Shiv Charan et Babita forment un couple très modeste qui a eu du mal à se trouver.Shiv Charan, 45 ans, a des salaires très bas et ne peut subvenir aux besoins de sa famille. La situation s’est encore aggravée avec l’épidémie. Ce couple fait face à une grave crise financière. Par conséquent, les frais médicaux liés à l’accouchement ne peuvent pas être pris en charge.

Le 6ème jour, Babita a effectivement eu une césarienne pour son fils.thaïlandais de Big Brother. Cette mère de famille de 36 ans a déclaré : Elle était gênée lorsque le personnel de l’hôpital lui a dit qu’elle devait « vendre » son enfant pour payer. C’est ainsi que le couple a dû livrer son nouveau-né à l’hôpital pour de l’argent.

boire

Shiv et sa femme Babita – Source : spm

Tromperie ou consentement ?

Shiv et Babita, qui ne savaient ni lire ni écrire, ont déclaré avoir été trompés par l’hôpital. Ils affirment également avoir été victimes de chantage pour accoucher du bébé et ont été exemptés des frais, pour sa part, a déclaré le directeur de l’hôpital Sima Gupta. Le couple a volontairement remis l’enfant pour adoption. Il a également affirmé qu’il n’avait pas donné d’argent au couple en échange du bébé. Selon Shiv et Babita Parlant de cet effet, il a déclaré que l’hôpital disposait de documents et d’empreintes digitales du couple prouvant le processus d’adoption. en réponse à cela Le couple a déclaré avoir mis des empreintes digitales sur tous les documents, comme demandé. aucune question posée

L’affaire a été rendue publique et dans les médias. temps de l’indeL’impact a même fait l’objet d’une enquête. Le juge Prabhu N Singh a qualifié l’affaire de grave, ajoutant : “Des mesures appropriées seront prises contre les personnes reconnues coupables.”

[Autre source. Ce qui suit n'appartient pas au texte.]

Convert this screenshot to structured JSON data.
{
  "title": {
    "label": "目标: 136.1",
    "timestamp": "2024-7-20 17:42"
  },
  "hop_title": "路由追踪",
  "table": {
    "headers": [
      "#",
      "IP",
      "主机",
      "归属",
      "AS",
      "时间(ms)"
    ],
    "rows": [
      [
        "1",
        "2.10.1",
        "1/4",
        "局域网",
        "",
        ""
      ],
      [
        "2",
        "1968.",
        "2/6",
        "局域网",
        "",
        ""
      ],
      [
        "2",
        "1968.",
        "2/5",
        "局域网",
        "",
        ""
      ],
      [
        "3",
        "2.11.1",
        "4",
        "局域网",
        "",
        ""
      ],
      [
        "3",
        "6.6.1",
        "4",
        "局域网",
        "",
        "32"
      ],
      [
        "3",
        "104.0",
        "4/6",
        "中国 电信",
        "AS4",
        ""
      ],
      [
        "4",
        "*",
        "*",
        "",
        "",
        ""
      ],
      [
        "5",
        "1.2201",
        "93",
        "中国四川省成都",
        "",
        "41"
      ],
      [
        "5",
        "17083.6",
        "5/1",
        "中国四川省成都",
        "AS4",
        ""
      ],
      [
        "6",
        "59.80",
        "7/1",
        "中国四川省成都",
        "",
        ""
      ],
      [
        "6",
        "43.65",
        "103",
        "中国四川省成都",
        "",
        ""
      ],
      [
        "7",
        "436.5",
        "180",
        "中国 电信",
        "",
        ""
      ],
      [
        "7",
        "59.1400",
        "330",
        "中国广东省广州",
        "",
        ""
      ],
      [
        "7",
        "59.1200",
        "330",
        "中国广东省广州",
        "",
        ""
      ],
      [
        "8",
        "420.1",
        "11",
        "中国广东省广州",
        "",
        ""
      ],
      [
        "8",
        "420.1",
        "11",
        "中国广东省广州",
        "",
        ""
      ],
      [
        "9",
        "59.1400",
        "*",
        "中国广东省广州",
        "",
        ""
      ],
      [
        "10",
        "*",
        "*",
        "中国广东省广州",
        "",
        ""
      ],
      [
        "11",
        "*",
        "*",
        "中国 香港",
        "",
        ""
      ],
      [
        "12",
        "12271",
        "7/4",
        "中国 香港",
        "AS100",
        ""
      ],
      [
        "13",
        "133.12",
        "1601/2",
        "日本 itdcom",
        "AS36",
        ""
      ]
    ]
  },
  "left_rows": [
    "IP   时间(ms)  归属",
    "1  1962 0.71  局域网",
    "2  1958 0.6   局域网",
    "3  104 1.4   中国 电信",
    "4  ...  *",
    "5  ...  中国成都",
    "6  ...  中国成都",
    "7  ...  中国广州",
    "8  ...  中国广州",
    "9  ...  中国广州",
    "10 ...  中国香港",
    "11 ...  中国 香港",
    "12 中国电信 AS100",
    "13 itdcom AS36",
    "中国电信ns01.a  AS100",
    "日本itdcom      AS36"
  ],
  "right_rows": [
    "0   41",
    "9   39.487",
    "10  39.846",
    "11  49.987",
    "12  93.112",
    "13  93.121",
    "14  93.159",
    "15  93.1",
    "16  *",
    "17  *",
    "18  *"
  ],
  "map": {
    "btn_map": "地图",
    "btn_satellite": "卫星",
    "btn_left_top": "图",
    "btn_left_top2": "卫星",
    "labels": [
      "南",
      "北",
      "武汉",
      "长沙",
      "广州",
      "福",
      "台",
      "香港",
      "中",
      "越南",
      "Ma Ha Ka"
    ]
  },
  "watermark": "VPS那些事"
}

Le magasin a également signalé que de telles transactions étaient courantes dans les hôpitaux. Et de nombreux garçons sont facilement vendus à des parents qui souhaitent être adoptés.

Naresh Paras, un militant des droits de l’enfant, a déclaré que chaque adoption doit généralement suivre les procédures établies par les autorités compétentes. et comme il a dit L’accord que l’hôpital a réclamé aux parents était inestimable. pour ne pas avoir suivi la procédure

de leur part Le couple a avoué avoir pris par inadvertance le risque de choisir une césarienne qu’il ne pouvait pas se permettre. Parce qu’ils ne savent pas où bénéficier des soins gratuits. surtout dans le contexte de cette pandémie.

main de bébé

Mains d’enfants – source : spm

Césarienne : une augmentation inquiétante

Selon l’Organisation mondiale de la santé OMS, un taux de césarienne entre 10% et 15% est la fourchette optimale par rapport à la population comme indiqué dans les sources scientifiques. dialogue . En fait, des taux inférieurs à 10 % indiquent une couverture insuffisante du besoin de césarienne. Et des taux supérieurs à 15 % révèlent un risque élevé de maltraitance.

Gardez à l’esprit que cette plage est définie par l’OMS comme l’intervalle de temps moyen associé à toutes les femmes qui ont donné naissance à un enfant. quel que soit le lieu de la naissance Les taux sont donc liés à la population et ne s’appliquent pas aux hôpitaux qui pratiquent des césariennes et peuvent être des taux élevés.

Une césarienne peut entraîner des complications.voire des décès, notamment dans les hôpitaux qui ne disposent pas des équipements nécessaires à ce type d’intervention.